Hatta 1980 yılı sonrasında neredeyse tüm gelişme, özellikle İstanbul başta olmak üzere deniz kıyılarına doğru yığılmaya başladı.
Evet rahatlıkla söyleyebiliriz ki İstanbul’un kurtuluşu İstanbul’u küçültmekte. Sadece deprem tehlikesi bile bunu uygulamak için yeterli neden.
SADECE İSTANBUL’UN SORUNU MU?
İstanbul nasıl küçültülmeli? Bu sadece İstanbul sorunu mu?
Evet İstanbul sorunu, sadece İstanbul sorunu değildir. Tüm yurdumuzu yakından ilgilendiren bir sorundur. Boşalan köyler, nüfusu azalan şehirlerimiz, boş alanlar ve gereğinden fazla nüfus birikimi olan İstanbul, Ankara, İzmir gibi şehirlerimiz.
Aslında İstanbul’un küçültülmesi ve Türkiye’deki kentleşmenin çağdaş ve yaşanabilir bir şehirleşmeye kavuşması bir iktidar sorunudur. Bu sorunu AK Parti, CHP gibi liberalizm bakışı ile hareket eden partiler başaramaz. Kentleşme bir toplumsal sorundur. Bu sorunu ancak devletçi, halkçı bakış sahibi partiler başarabilir. Bunun nedenlerine burada girmeyeceğim. Bu ayrı bir yazı konusu. Konunun içine rant, kâr kaygısı vs. birçok başka konu girmektedir.
Çevre, Şehircilik ve İklim Değişikliği Bakanı Sayın Murat Kurum geçen hafta İstanbul’un küçültülmesi konusunda bir açıklama yaptı. Sadece bu açıklama dahi çok sevindirici. Çünkü bu konuyu programına taşıyan tek parti bugüne kadar Vatan Partisi’dir.

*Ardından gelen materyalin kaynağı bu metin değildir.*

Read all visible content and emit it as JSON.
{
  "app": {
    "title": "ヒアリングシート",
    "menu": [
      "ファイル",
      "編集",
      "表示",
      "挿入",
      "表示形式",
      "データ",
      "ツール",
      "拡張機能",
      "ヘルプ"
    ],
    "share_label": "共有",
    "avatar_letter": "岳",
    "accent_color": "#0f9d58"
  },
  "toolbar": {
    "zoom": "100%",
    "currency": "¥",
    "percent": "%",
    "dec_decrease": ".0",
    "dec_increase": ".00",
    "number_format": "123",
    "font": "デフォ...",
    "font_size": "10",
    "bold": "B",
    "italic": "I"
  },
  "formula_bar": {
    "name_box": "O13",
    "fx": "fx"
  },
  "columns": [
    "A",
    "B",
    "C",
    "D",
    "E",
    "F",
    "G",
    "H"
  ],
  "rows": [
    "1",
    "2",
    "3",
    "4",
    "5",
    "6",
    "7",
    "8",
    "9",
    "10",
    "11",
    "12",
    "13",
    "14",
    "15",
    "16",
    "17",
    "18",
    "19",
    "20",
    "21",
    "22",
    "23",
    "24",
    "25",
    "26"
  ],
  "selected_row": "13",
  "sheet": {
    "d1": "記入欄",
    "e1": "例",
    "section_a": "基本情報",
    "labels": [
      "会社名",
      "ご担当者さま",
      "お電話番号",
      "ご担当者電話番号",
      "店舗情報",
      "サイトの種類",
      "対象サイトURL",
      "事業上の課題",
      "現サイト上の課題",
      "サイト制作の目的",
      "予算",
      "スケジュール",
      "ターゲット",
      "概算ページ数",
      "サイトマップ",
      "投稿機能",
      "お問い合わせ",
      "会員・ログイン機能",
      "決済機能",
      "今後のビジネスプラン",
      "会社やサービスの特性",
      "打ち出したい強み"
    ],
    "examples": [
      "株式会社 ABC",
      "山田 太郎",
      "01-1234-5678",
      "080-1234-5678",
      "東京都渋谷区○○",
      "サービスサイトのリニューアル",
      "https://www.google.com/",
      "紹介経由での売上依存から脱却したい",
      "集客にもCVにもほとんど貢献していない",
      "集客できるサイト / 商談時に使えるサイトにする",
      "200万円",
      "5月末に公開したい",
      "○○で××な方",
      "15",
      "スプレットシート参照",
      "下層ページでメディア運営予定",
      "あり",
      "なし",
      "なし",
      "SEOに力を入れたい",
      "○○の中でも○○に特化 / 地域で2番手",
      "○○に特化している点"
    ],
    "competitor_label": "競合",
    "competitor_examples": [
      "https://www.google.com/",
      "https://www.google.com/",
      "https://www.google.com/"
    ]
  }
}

İSTANBUL SANAYİSİ NASIL TAŞINIR?
Bu program nasıl başarılır?
Bu programı başarmak için önce detaylı kalkınma programına gereksinim vardır. Çünkü Türkiye’nin 5 yılı, 20 ve 50 yılı planlanmalıdır. Bu yıl grupları daha bilimsel tanımlanabilir ancak hedef olmazsa ara detaylar ve programlar tam olarak yerine oturtulamaz. Onun için yıllık perspektifleri koydum.
Türkiye önündeki hedef yıllarında nereye doğru evrilecek, bu konu detaylı şekilde tartışılmalı ve Türkiye’nin hangi sektörleri hedefleyeceği net bir şekilde toplum tarafından da tartışılarak genel bir konsensüsün oluşması sağlanmalıdır.
Bu genel anlaşma sağlandıktan sonra hangi yatırım grubunun nerelerde yapılacağı belirlenmelidir. Bu basit gibi görünse de çok önemsenmesi gereken bir konudur. Büyük şehirleri taşırken o şehirde oluşmuş piyasaları toptan şekilde yeni yerine kaydırmak çok önemlidir. Çünkü yatırımcı, işletmesinin geleceği ve piyasaları takip için diğer işletmelerle birlikte olmayı tercih eder. Siz istediğiniz kadar teşvik verin, işletmeleri tek başına Anadolu’ya götüremezsiniz. Örnek, tekstilciler Merter ya da hırdavatçılar Perşembe Pazarı gibi. Anadolu’ya teşvik ederken sadece tek tek işletmeleri değil sektörel grupları taşımalısınız.
Burada kamu sektörü tekrar devreye giriyor. Kamu mutlaka hedef alınan bölge ya da illere hedef sektörle ilgili yatırım yapmalıdır. Bu yatırım sadece üretim anlamında değildir. Evet kamu o illerde kalkınma programı çerçevesinde işletme yatırımı da yapacaktır. Ancak İstanbul ve diğer şehirlerin bu yörelere taşınması teşvik amaçlı; konut, sosyal tesisler, eğitim birimleri, o meslek ile ilgili eleman yetiştiren eğitim birimleri gibi tesislerin oralarda kurulması çok önemlidir. Çünkü büyük şehirlerden Orta ve Doğu Anadolu’ya kaydırılacak nüfusun aynı zamanda sosyal gereksinimlerine de cevap veren bir program olmaz ise bu program bir şekilde zorbalığa dönüşme potansiyeline de sahiptir. İnsanlar yeni yerleşim bölgelerine zaman içinde ve gönüllü olarak taşınmalıdır.
Konu çok fazla yan dalı da ilgilendiren, ama çok önemli bir konudur. Toplumda gönüllü seferberlik yaratmadan hayata geçirilmesi olanaksızdır.